Pays-Bas : l’instruction religieuse et l’école à la maison menacées par l’« arc-en-ciel »

Pays-Bas instruction religieuse menacées
 

Traditionnellement attachée à une certaine liberté scolaire, l’administration des Pays-Bas – on l’appelle traditionnellement « de overheid », la majorité – tente de peser de plus en plus sur les contenus de ce qui est enseigné dans les écoles libres, et même jusque dans les cours d’instruction religieuse : « l’école du dimanche ».

L’association Gezin en Gevaar (famille en danger), qui fait partie du mouvement Civitas Christiana, fait circuler actuellement une pétition contre l’endoctrinement sexuel le cadre de cet enseignement dit « informel ». Le gouvernement exige l’accès aux cours au profit de fonctionnaires désignés à cet effet pour contrôler l’enseignement dispensé en matière de genre et de sexualité. Certaines de ces écoles de catéchisme liées aux paroisses (pour employer le terme catholique, mais cela concerne aussi les cours protestants !) ont déjà été visitées, selon l’association.

Le Parlement néerlandais a également été saisi d’une loi pour étendre ces visites de contrôle idéologique.

 

L’école du dimanche menacée aux Pays-Bas

Sous couleur de professionnaliser le travail de l’école du dimanche, l’objectif est en réalité de vérifier ce qui est dit aux enfants au sujet de l’homosexualité et du genre, témoigne un directeur. A cette fin, les fonctionnaires du gouvernement exigent même d’assister aux cours avec, dans la poche, une sanction toute prête dès lors qu’il serait question de haine ou de discrimination : la fermeture du cours.
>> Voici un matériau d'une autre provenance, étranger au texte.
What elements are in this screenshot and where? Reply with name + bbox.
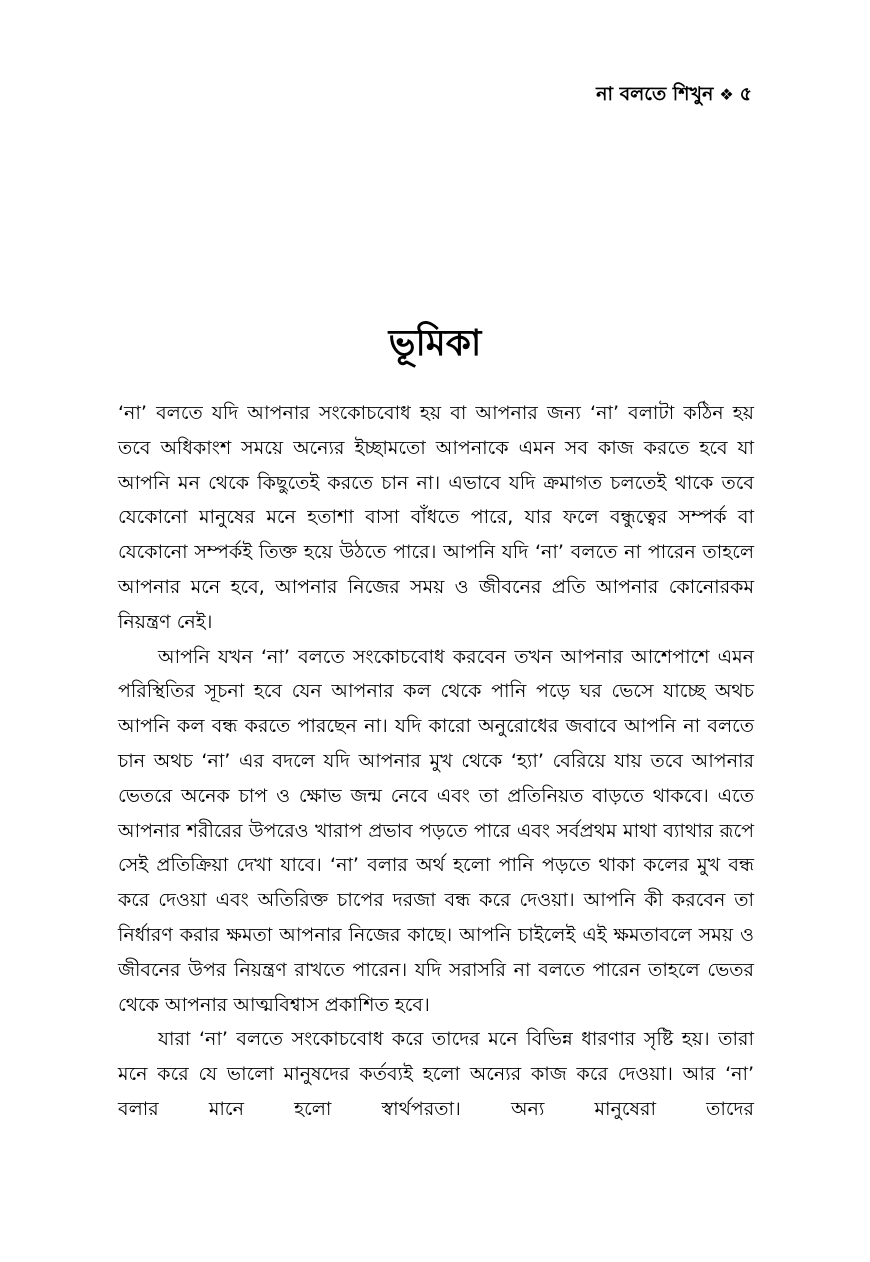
- page-number: ৫: [739, 83, 752, 105]
- paragraph-3: যারা ‘না’ বলতে সংকোচবোধ করে তাদের মনে বিভিন্ন ধারণার সৃষ্টি হয়। তারা মনে করে যে ভালো মানুষদের কর্তব্যই হলো অন্যের কাজ করে দেওয়া। আর ‘না’ বলার মানে হলো স্বার্থপরতা। অন্য মানুষেরা তাদের: [118, 1028, 754, 1120]
- running-header-book-title: না বলতে শিখুন: [596, 83, 714, 105]
- paragraph-2: আপনি যখন ‘না’ বলতে সংকোচবোধ করবেন তখন আপনার আশেপাশে এমন পরিস্থিতির সূচনা হবে যেন আপনার কল থেকে পানি পড়ে ঘর ভেসে যাচ্ছে অথচ আপনি কল বন্ধ করতে পারছেন না। যদি কারো অনুরোধের জবাবে আপনি না বলতে চান অথচ ‘না’ এর বদলে যদি আপনার মুখ থেকে ‘হ্যা’ বেরিয়ে যায় তবে আপনার ভেতরে অনেক চাপ ও ক্ষোভ জন্ম নেবে এবং তা প্রতিনিয়ত বাড়তে থাকবে। এতে আপনার শরীরের উপরেও খারাপ প্রভাব পড়তে পারে এবং সর্বপ্রথম মাথা ব্যাথার রূপে সেই প্রতিক্রিয়া দেখা যাবে। ‘না’ বলার অর্থ হলো পানি পড়তে থাকা কলের মুখ বন্ধ করে দেওয়া এবং অতিরিক্ত চাপের দরজা বন্ধ করে দেওয়া। আপনি কী করবেন তা নির্ধারণ করার ক্ষমতা আপনার নিজের কাছে। আপনি চাইলেই এই ক্ষমতাবলে সময় ও জীবনের উপর নিয়ন্ত্রণ রাখতে পারেন। যদি সরাসরি না বলতে পারেন তাহলে ভেতর থেকে আপনার আত্মবিশ্বাস প্রকাশিত হবে।: [118, 645, 754, 1016]
- paragraph-1: ‘না’ বলতে যদি আপনার সংকোচবোধ হয় বা আপনার জন্য ‘না’ বলাটা কঠিন হয় তবে অধিকাংশ সময়ে অন্যের ইচ্ছামতো আপনাকে এমন সব কাজ করতে হবে যা আপনি মন থেকে কিছুতেই করতে চান না। এভাবে যদি ক্রমাগত চলতেই থাকে তবে যেকোনো মানুষের মনে হতাশা বাসা বাঁধতে পারে, যার ফলে বন্ধুত্বের সম্পর্ক বা যেকোনো সম্পর্কই তিক্ত হয়ে উঠতে পারে। আপনি যদি ‘না’ বলতে না পারেন তাহলে আপনার মনে হবে, আপনার নিজের সময় ও জীবনের প্রতি আপনার কোনোরকম নিয়ন্ত্রণ নেই।: [118, 402, 754, 633]
- running-header: [596, 80, 752, 109]
- body-text: [118, 396, 754, 1127]
- ornament-icon: ❖: [719, 85, 734, 104]
- chapter-title: ভূমিকা: [388, 323, 482, 364]
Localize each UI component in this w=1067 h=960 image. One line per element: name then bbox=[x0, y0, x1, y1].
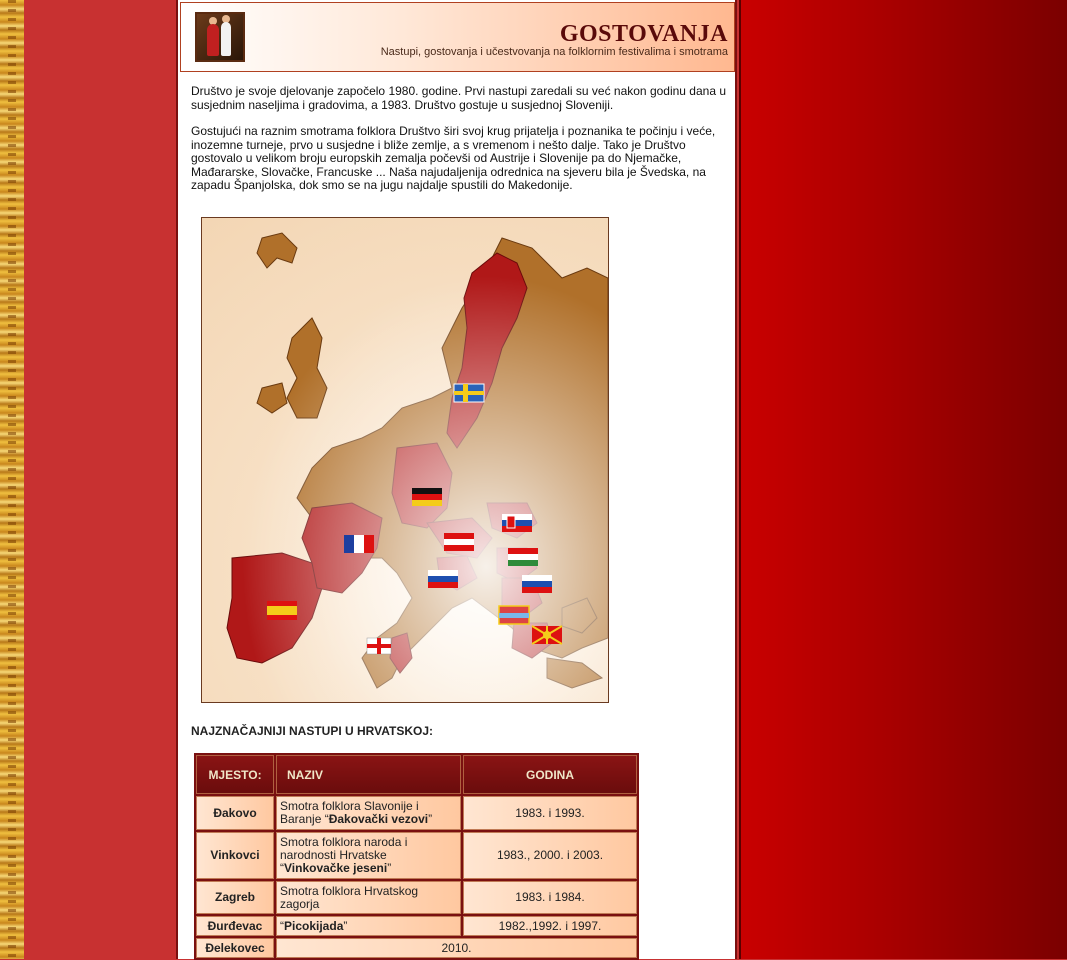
flag-france-icon bbox=[344, 535, 374, 553]
cell-name bbox=[276, 832, 461, 879]
flag-sardinia-icon bbox=[367, 638, 391, 654]
cell-name-text: “ bbox=[280, 918, 284, 933]
cell-name bbox=[276, 881, 461, 914]
cell-name-bold: Picokijada bbox=[284, 918, 344, 933]
performances-table bbox=[194, 753, 639, 960]
cell-name bbox=[276, 796, 461, 830]
table-row bbox=[196, 796, 637, 830]
cell-name bbox=[276, 916, 461, 936]
cell-place: Đurđevac bbox=[196, 916, 274, 936]
column-header-name: NAZIV bbox=[276, 755, 461, 794]
cell-place: Đakovo bbox=[196, 796, 274, 830]
cell-name-text: Smotra folklora Hrvatskog zagorja bbox=[280, 883, 419, 911]
flag-hungary-icon bbox=[508, 548, 538, 566]
flag-montenegro-icon bbox=[499, 606, 529, 624]
flag-sweden-icon bbox=[454, 384, 484, 402]
page-title: GOSTOVANJA bbox=[559, 21, 728, 47]
folk-dancers-image bbox=[195, 12, 245, 62]
flag-austria-icon bbox=[444, 533, 474, 551]
table-header-row bbox=[196, 755, 637, 794]
intro-paragraph-1: Društvo je svoje djelovanje započelo 1980. godine. Prvi nastupi zaredali su već nakon godinu dana u susjednim naseljima i gradovima, a 1983. Društvo gostuje u susjednoj Sloveniji. bbox=[191, 84, 727, 112]
cell-year: 1983., 2000. i 2003. bbox=[463, 832, 637, 879]
table-row bbox=[196, 832, 637, 879]
right-background bbox=[739, 0, 1067, 959]
cell-year: 2010. bbox=[276, 938, 637, 958]
cell-name-text: Smotra folklora naroda i narodnosti Hrvatske “ bbox=[280, 835, 408, 875]
cell-name-bold: Đakovački vezovi bbox=[328, 812, 429, 826]
section-heading: NAJZNAČAJNIJI NASTUPI U HRVATSKOJ: bbox=[191, 724, 434, 738]
intro-text bbox=[191, 85, 726, 206]
cell-name-text: ” bbox=[343, 918, 348, 933]
cell-year: 1982.,1992. i 1997. bbox=[463, 916, 637, 936]
main-content bbox=[176, 0, 737, 959]
intro-paragraph-2: Gostujući na raznim smotrama folklora Društvo širi svoj krug prijatelja i poznanika te počinju i veće, inozemne turneje, prvo u susjedne i bliže zemlje, a s vremenom i nešto dalje. Tako je Društvo gostovalo u velikom broju europskih zemalja počevši od Austrije i Slovenije pa do Njemačke, Mađararske, Slovačke, Francuske ... Naša najudaljenija odrednica na sjeveru bila je Švedska, na zapadu Španjolska, dok smo se na jugu najdalje spustili do Makedonije. bbox=[191, 124, 716, 192]
table-row bbox=[196, 938, 637, 958]
column-header-place: MJESTO: bbox=[196, 755, 274, 794]
flag-serbia-icon bbox=[522, 575, 552, 593]
cell-place: Zagreb bbox=[196, 881, 274, 914]
cell-name-text: ” bbox=[428, 812, 433, 826]
flag-spain-icon bbox=[267, 601, 297, 620]
flag-macedonia-icon bbox=[532, 626, 562, 644]
flag-germany-icon bbox=[412, 488, 442, 506]
table-row bbox=[196, 916, 637, 936]
europe-map-image bbox=[201, 217, 609, 703]
decorative-border bbox=[0, 0, 24, 959]
cell-year: 1983. i 1993. bbox=[463, 796, 637, 830]
cell-name-bold: Vinkovačke jeseni bbox=[284, 861, 388, 875]
table-row bbox=[196, 881, 637, 914]
left-background bbox=[24, 0, 176, 959]
cell-name-text: Smotra folklora Slavonije i Baranje “ bbox=[280, 799, 419, 826]
page-header bbox=[180, 2, 735, 72]
page-subtitle: Nastupi, gostovanja i učestvovanja na folklornim festivalima i smotrama bbox=[380, 46, 728, 58]
cell-name-text: ” bbox=[387, 861, 392, 875]
cell-year: 1983. i 1984. bbox=[463, 881, 637, 914]
column-header-year: GODINA bbox=[463, 755, 637, 794]
flag-slovakia-icon bbox=[502, 514, 532, 532]
flag-slovenia-icon bbox=[428, 570, 458, 588]
cell-place: Đelekovec bbox=[196, 938, 274, 958]
cell-place: Vinkovci bbox=[196, 832, 274, 879]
Concrètement, on devine la traque possible de l’enseignement moral traditionnel des différentes confessions chrétiennes, et pourquoi pas son interdiction.

Dans le même temps, on note une hostilité croissante à l’égard de l’enseignement à domicile. Aux Pays-Bas, l’école à la maison est accessible aux enfants qui ont des problèmes de santé : 70.000 jeunes légalement soumis à l’obligation d’instruction en sont actuellement dispensés pour un tel motif. Mais de plus en plus, les parents justifient le retrait de leurs enfants des écoles en invoquant leur propre vision de la vie, incompatible avec la scolarisation, ce qui constitue également un motif accepté. S’il y avait 575 cas au cours de l’année 2013-2014, on comptait jusqu’à 2.860 élèves dispensés d’école pour une telle raison en 2024-2025.

La particularité néerlandaise est, bien sûr, la dispense d’obligation d’instruction dans ce type de situation. Dans la pratique, l’immense majorité des parents qui ont recours à cette dispense font l’école à la maison de la manière la plus sérieuse, tout en se heurtant aux préjugés sociaux selon lesquels ils isolent leurs enfants et les endoctrinent sur le plan religieux, souligne Gezin in Gevaar.

 

L’instruction religieuse et l’école à la maison : garantir leur sérieux ou ou les interdire ?

Le gouvernement néerlandais hésite actuellement entre deux voies : la première consisterait à interdire purement et simplement l’école à la maison pour raisons de divergence de pensée. La seconde mettrait en place une forme de contrôle. Le tout se déroule sur fond de dénonciation médiatique par un programme télévisé très suivi, « Boos » (en colère), du caractère sectaire de certaines expériences vécues par d’anciens élèves de ce système alternatif.

Pour les parents néerlandais, la situation est opaque, puisque le ministère public et les responsables administratifs du contrôle du respect de l’obligation d’instruction ont la possibilité de contester les exemptions accordées, mais la politique en la matière varie fortement d’une commune à l’autre. En 2025, le ministère public en avait conclu qu’il fallait arrêter toute forme de poursuite pénale en la matière.

Et c’est ainsi que les Pays-Bas se trouvent aujourd’hui dans une situation précaire en matière de liberté d’enseignement et de respect des convictions religieuses des parents.

La question se complique par l’importance de l’immigration musulmane aux Pays-Bas et de la spécificité de l’endoctrinement islamique ou islamiste, qui dépasse justement le cadre moral et religieux en raison de la dimension politique de l’islam.